Implementing skip/include source fragments. As far as I understood, you are planning to use a token filter for this, which would exclude token from "inactive" fragment. I don't think this would work. The problem is that the inactive fragment does not necesserily
contain parseable/scannable text, it might be any garbage text. So the "#if.." terminal should fast-forward source position beyond any inactive fragments, so that scaner never sees them and never tries to tokenize them.
The same goes for macro expansions - I do not think token filter may be used here. Macro expansion in c (and alike language) should be done in source text. You cannot tokenize in advance the expanded macro once and then reuse it. First, it might not be possible
to tokenize at all the text with "unexpanded" macro in the context of language grammar. Secondly, often scanner asks for parser context (current state) to figure out how to scan the current input. This is quite important facility which is essential in many
languages. With pre-tokenized macro you can't use this.

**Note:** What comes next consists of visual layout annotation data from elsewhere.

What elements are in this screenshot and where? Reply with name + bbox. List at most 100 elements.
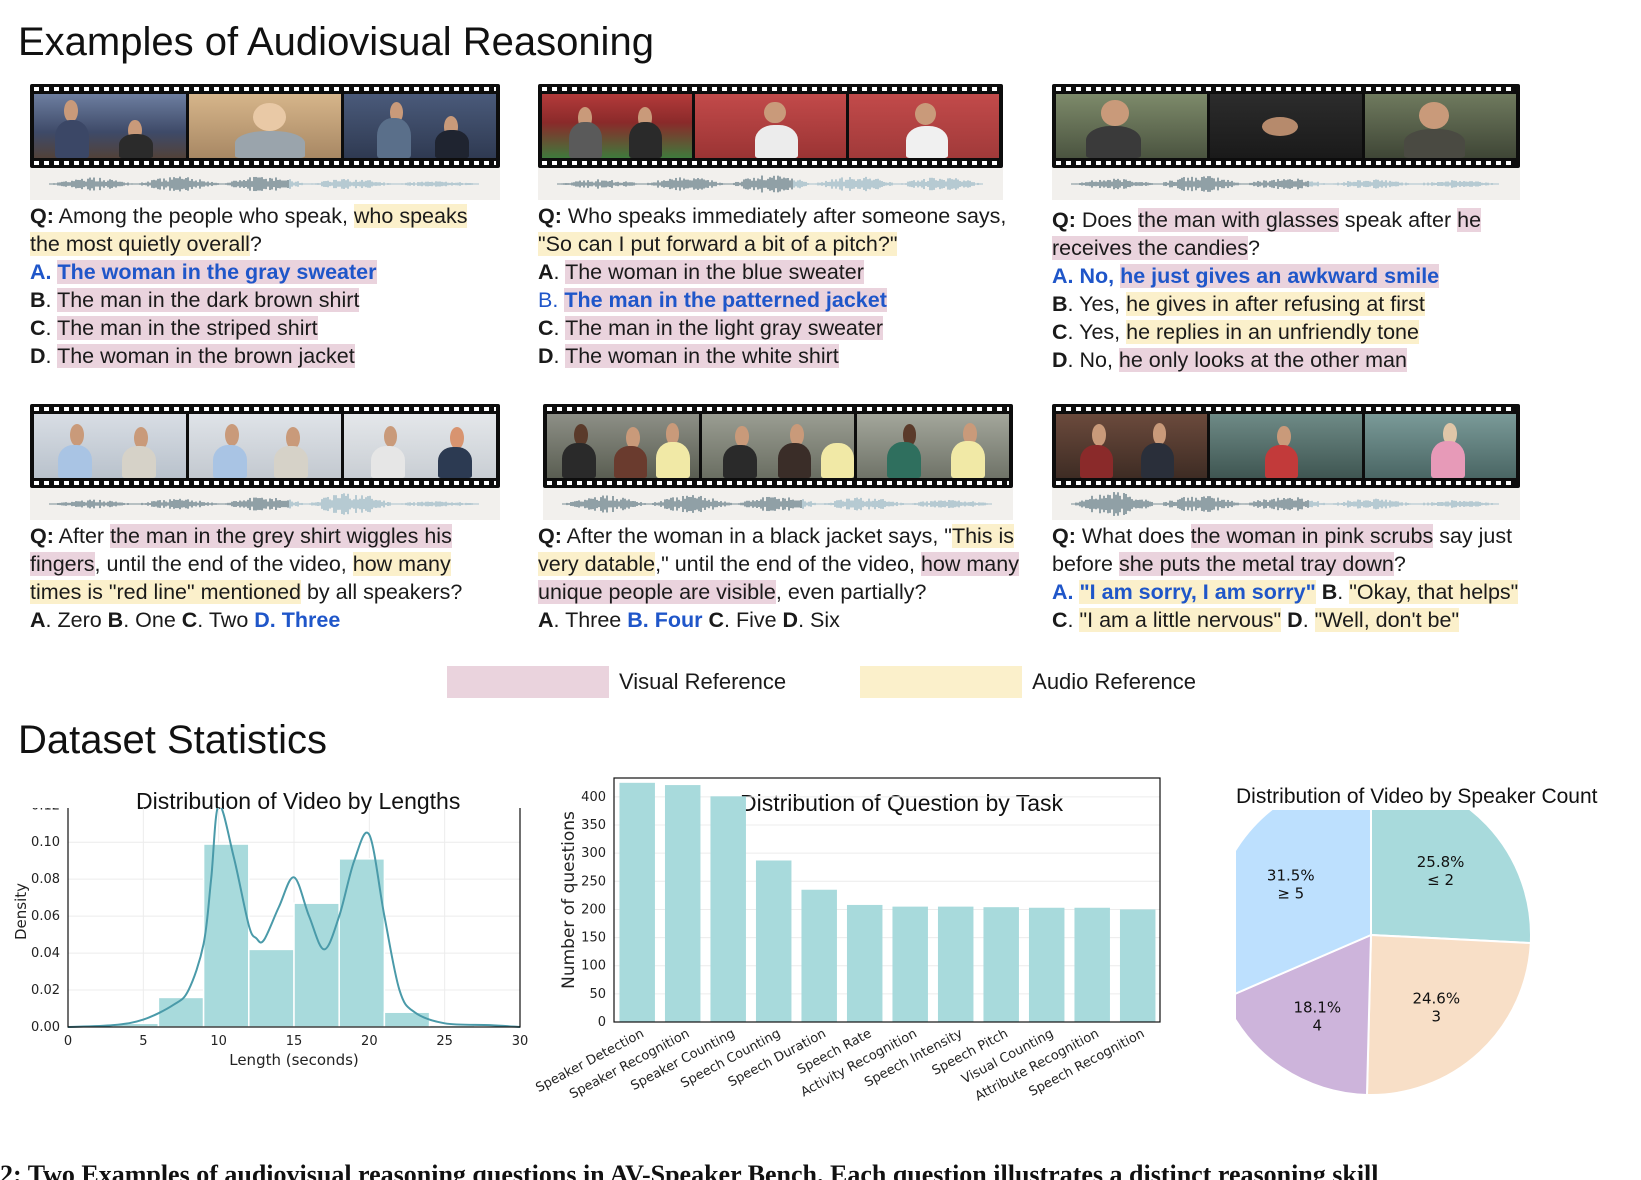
pie-percent-label: 31.5% [1267, 866, 1315, 884]
figure-caption: 2: Two Examples of audiovisual reasoning… [0, 1160, 1379, 1180]
speaker-chart-title: Distribution of Video by Speaker Count [1236, 785, 1598, 808]
x-tick-label: 25 [436, 1034, 453, 1049]
text-segment: ? [249, 232, 262, 256]
text-segment: by all speakers? [301, 580, 463, 604]
length-distribution-chart: 0.00 0.02 0.04 0.06 0.08 0.10 0.12 0 5 10 15 20 25 30… [12, 808, 529, 1069]
question-line: the most quietly overall? [30, 230, 550, 258]
question-prefix: Q: [30, 524, 54, 548]
text-segment: B [1321, 580, 1338, 604]
pie-category-label: ≥ 5 [1277, 884, 1304, 902]
task-bar [1028, 907, 1065, 1022]
kde-curve [67, 808, 521, 1028]
video-frame [189, 414, 341, 478]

But expanding macro into plain text poses another problem - how to "embed" this generated fragment into the input text. Modifying the source text itself is obviously not a good idea - we'll start generating a lot of "very long" strings. The alternative can
be some "chained" SourceStream, when we create temp SourceStream containing macro expansion. This temp object is backed up by original source stream, so it lets scanner transparently go thru macro expansion, and step beyond it into original stream. This requires
rethinking ISourceStream and Source impl. I still don't know how to do it - would welcome ideas. One thing that must be done is removing Text property from the interface and replacing it with some methods that allow terminals to do the same stuff efficiently
enough. (For ex: Text is useful for searching some symbol, like end of comment */; so instead of exposing Text directly, we can expose SearchSymbol method or something). So, here's my take on this.
Having custom scanner for preprocessor - I don't think that would pay off. Even if this custom scanner is really fast, we won't feel this improvement, as it would be used on smth like 1% of the source lines.
About Style cop - not a big fan of all these tools. But I do understand the importance of consistent style and formatting - and I hope you'd agree I'm consistent in my codebase. Just making the tool enforce certain the style is a trouble - when you have
to consiously deviate from standard for some reason, or when you prototype or make quick and dirty run of something. That's why I don't use these tools and do not recommend to anybody. Thanks for the input, let's continue and crack this preprocessor finally.